A recent US study looking at companies that had implemented return-to-office mandates found no change in profits and stock performance, although employee morale had been affected.

"I would not call senior managers and executives back for five full days a week,” Prof Bloom said.

“Particularly Friday is really costly."

Prof Bloom said the hybrid model of work seemed to strike the right balance of productivity and employee satisfaction, specifically where worker schedules were carefully aligned to business needs.

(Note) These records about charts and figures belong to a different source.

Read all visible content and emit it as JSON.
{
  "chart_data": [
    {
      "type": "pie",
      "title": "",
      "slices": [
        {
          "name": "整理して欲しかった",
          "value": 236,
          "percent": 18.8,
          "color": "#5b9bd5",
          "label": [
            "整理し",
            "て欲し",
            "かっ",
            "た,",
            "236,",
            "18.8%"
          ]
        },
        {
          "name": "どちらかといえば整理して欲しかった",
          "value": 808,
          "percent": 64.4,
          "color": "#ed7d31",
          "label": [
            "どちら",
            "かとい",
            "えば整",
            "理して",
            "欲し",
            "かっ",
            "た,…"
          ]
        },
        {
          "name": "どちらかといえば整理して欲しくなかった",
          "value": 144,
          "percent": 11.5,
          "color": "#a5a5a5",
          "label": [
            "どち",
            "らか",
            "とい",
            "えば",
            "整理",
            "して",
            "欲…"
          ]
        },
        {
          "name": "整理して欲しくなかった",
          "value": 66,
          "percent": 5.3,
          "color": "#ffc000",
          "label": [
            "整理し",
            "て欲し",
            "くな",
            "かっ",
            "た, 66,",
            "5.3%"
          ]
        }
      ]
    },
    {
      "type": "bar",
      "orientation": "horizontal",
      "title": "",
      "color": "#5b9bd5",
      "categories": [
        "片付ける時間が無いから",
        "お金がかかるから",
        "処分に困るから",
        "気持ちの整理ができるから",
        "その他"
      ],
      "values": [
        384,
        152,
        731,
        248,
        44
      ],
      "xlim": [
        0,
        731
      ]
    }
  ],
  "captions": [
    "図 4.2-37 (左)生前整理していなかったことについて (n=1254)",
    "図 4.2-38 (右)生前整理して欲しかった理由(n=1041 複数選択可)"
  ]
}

"What I call ‘organised hybrid’ is maybe team-by-team, or the company coordinates and says two or three days a week, and people stick to that," he said.

The importance of those in-person days included collaboration, mentorship and culture building.

“Measuring and rewarding effective mentorship is critical for making hybrid models succeed,” Prof Bloom said.

Despite a recent survey that found two-thirds of chief executives saw workers returning to the office five days a week within the next three years, Prof Bloom surveyed thousands of managers in the UK and the US and had the opposite finding.

“They all predict that work-from-home levels about five years from now are going to be similar, if not slightly higher than they currently are.”